There will be some who will not read Hitch-22 because they do not like the author's politics or the fact that he has changed his mind when he believed the evidence warranted it. Fine. It's their loss and one wonders what such people do when the facts change.* There will be some who will not read it because they find him obnoxious or snobbish. Obnoxious? That's a personal preference call. Snobbish? Maybe they mistake his British accent for snobbishness, so their ignorance can be forgiven. There will be some who will not read him because of his atheism. These small-minded ones might be pleased to know that Hitch discusses atheism only in passing, and then only occasionally, in his memoir. To those who will not read Hitchens because of his morals: you are not worth commenting on and would not benefit from reading his work anyway.
I hope we do not lose this voice. There are few like it and fewer still preparing to emulate it.

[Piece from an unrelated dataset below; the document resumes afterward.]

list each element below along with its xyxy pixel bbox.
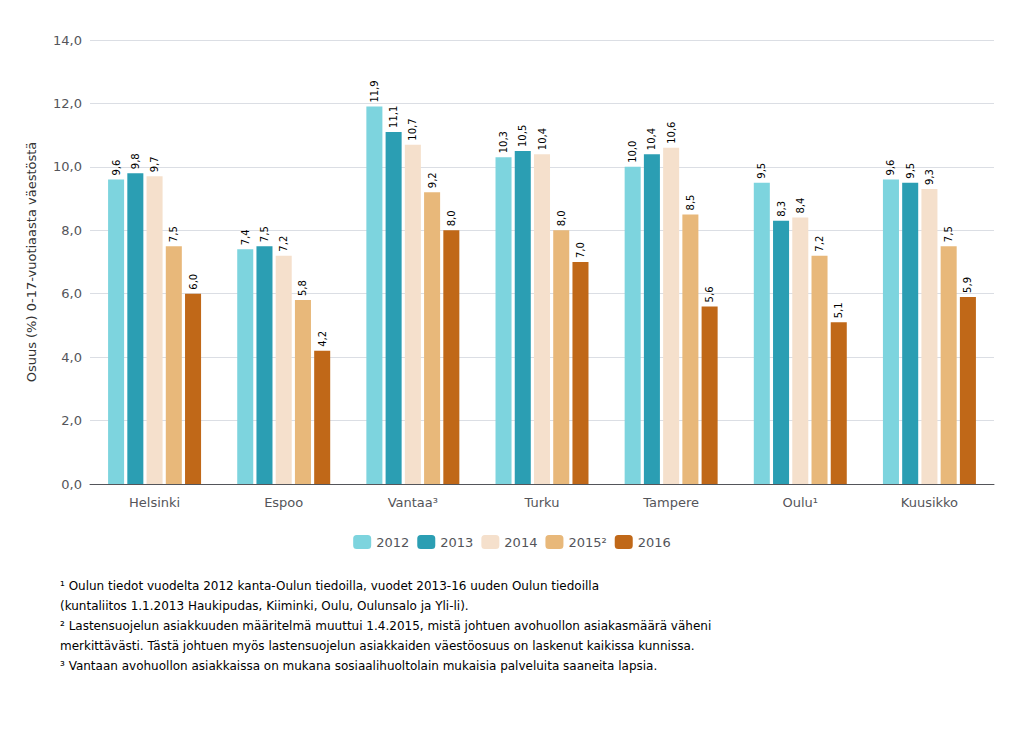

In the meantime, Hitchens will no doubt continue to be an atheist in the foxhole, despite the pathetic wishes for his conversion by religious fantasists or the insipid philosophizing of those who cling to the infinitesimal possibility that their divine fantasies might be fulfilled.
Robert Todd Carroll
6 July 2010
We are going to die, and that makes us the lucky ones. Most people are never going to die because they are never going to be born. The potential people who could have been here in my place but who will in fact never see the light of day outnumber the sand grains of the Sahara. Certainly those unborn ghosts include greater poets than Keats, scientists greater than Newton. We know this because the set of possible people allowed by our DNA so massively outnumbers the set of actual people. In the teeth of these stupefying odds it is you and I, in our ordinariness, that are here.